Actually, the change is quite good for business… Great presentation!
Is it Cloud Connectors, or RPM, or marking sales force happy? It is all good 🙂
We chose two strategic educational sessions – sessions that did not require any technical exercises or application log in, but rather understanding of marketing and sales process. The sessions Campaign Management Essentials and Lead Management Essentials were very insightful.
Yes, workbook and tests are still waiting to be completed before the class can count toward the certification, but a few interesting insights has to be noted:
- Companies are moving to quarterly marketing plans; our constantly changing environment makes yearly detailed plans unreasonably inflexible
- Before starting a campaign, it is important to estimate campaign performance (guess if no historical data exists) – marketers often overlook this step
- Recording and a document on how to complete a persona template is available on Topliners
- Welcome program can brunch out into topic-specific nurturing programs, which can continue as an accelerator programs (can come from sales rep’s name; be text only, etc.)
- Need to monitor non-responders to try re-engagement (different strategy is needed for different segments; if a segment does not react on regular communications, value of continuing to send them is questionable)
- Nurturing campaigns – recommended 4 touches (per specific thought process)
- Time between touches is recommended to be 10 business days (for B-to-B)
- If number of unsubscribes increases on later stages of nurturing – over-marketing can be a possible reason
- Should legacy contacts be included into a brand-new welcome campaign? Yes, it might be beneficial; just avoid “welcome…”
- Foundational programs (welcome, nurturing, etc. – programs that run on the background of other marketing activities)
- Returning of the leads from sales to marketing for nurturing can be automated (based on the age of the lead, any indication set by sales, etc.)

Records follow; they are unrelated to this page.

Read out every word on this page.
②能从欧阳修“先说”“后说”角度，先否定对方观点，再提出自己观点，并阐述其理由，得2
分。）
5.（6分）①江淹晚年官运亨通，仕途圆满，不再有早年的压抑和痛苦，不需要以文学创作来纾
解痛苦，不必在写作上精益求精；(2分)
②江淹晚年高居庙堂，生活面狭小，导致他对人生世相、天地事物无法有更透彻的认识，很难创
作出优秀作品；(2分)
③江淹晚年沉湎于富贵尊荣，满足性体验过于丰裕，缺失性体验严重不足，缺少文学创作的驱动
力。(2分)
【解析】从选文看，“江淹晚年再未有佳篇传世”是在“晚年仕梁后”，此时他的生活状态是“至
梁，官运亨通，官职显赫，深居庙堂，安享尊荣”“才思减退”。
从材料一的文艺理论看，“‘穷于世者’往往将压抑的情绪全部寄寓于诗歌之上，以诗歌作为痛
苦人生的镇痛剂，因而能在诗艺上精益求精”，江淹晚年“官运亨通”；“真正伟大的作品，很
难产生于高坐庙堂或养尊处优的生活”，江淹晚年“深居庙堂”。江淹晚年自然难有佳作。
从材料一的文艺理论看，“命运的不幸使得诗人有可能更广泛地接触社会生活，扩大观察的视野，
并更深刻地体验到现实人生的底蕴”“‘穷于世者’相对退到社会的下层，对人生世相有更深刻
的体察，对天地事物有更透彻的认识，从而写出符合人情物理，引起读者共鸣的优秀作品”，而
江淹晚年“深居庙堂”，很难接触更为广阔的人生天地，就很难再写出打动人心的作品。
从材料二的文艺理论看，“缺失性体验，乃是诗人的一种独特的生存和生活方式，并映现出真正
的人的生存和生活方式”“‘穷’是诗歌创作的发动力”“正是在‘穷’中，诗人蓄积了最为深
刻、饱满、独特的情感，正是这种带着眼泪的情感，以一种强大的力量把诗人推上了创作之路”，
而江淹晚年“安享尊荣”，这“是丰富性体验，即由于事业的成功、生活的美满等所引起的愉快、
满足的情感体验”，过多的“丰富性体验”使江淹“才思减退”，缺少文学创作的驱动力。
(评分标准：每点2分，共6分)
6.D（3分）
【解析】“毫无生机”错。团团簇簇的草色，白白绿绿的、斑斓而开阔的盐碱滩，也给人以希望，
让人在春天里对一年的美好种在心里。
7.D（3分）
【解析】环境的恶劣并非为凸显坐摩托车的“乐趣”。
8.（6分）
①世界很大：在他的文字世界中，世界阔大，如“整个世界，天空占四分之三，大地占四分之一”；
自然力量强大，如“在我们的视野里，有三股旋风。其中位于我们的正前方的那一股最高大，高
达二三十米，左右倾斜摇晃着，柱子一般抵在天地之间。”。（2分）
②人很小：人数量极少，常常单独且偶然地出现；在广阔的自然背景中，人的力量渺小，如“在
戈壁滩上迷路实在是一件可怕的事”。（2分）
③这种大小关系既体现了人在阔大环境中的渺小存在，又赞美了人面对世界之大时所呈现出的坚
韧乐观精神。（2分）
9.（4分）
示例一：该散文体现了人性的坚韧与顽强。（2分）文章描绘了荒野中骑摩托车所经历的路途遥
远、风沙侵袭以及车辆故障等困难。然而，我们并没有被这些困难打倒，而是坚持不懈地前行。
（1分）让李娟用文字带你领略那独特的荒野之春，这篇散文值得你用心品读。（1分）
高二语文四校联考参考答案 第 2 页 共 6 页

- Recommendation to review scoring programs every 6 months
- No new sales initiatives should be attempted at the end of the quarter; sales will be the most receptive in the beginning of the quarter
- Questions that concern sales (and can get their attention):
- “How can I hit my number?” (answer will get attention)
- “How can I hit my number faster?” (answer will get attention)
- Recommendation to flowchart the lead process
The Homework (and workbooks are available at Eloqua University:
The room was magnificent! Fit for a king of Eloqua Experience 🙂 As a happy winner of Room Upgrade contest, I can just say “Thank you!” to Eloqua and Hilton!
The room service was also a nice surprise
Dear Drake, thank you very much for a fun contest and a wonderful prize! What a great idea for a contest (at least from the winner’s perspective 🙂 ).
Everything was ready for the conference in time: all devices were charged, computer was set, and agenda was reviewed completely (OK, I might have lied about the agenda, I still have not decided on all tracks to attend 🙂 ).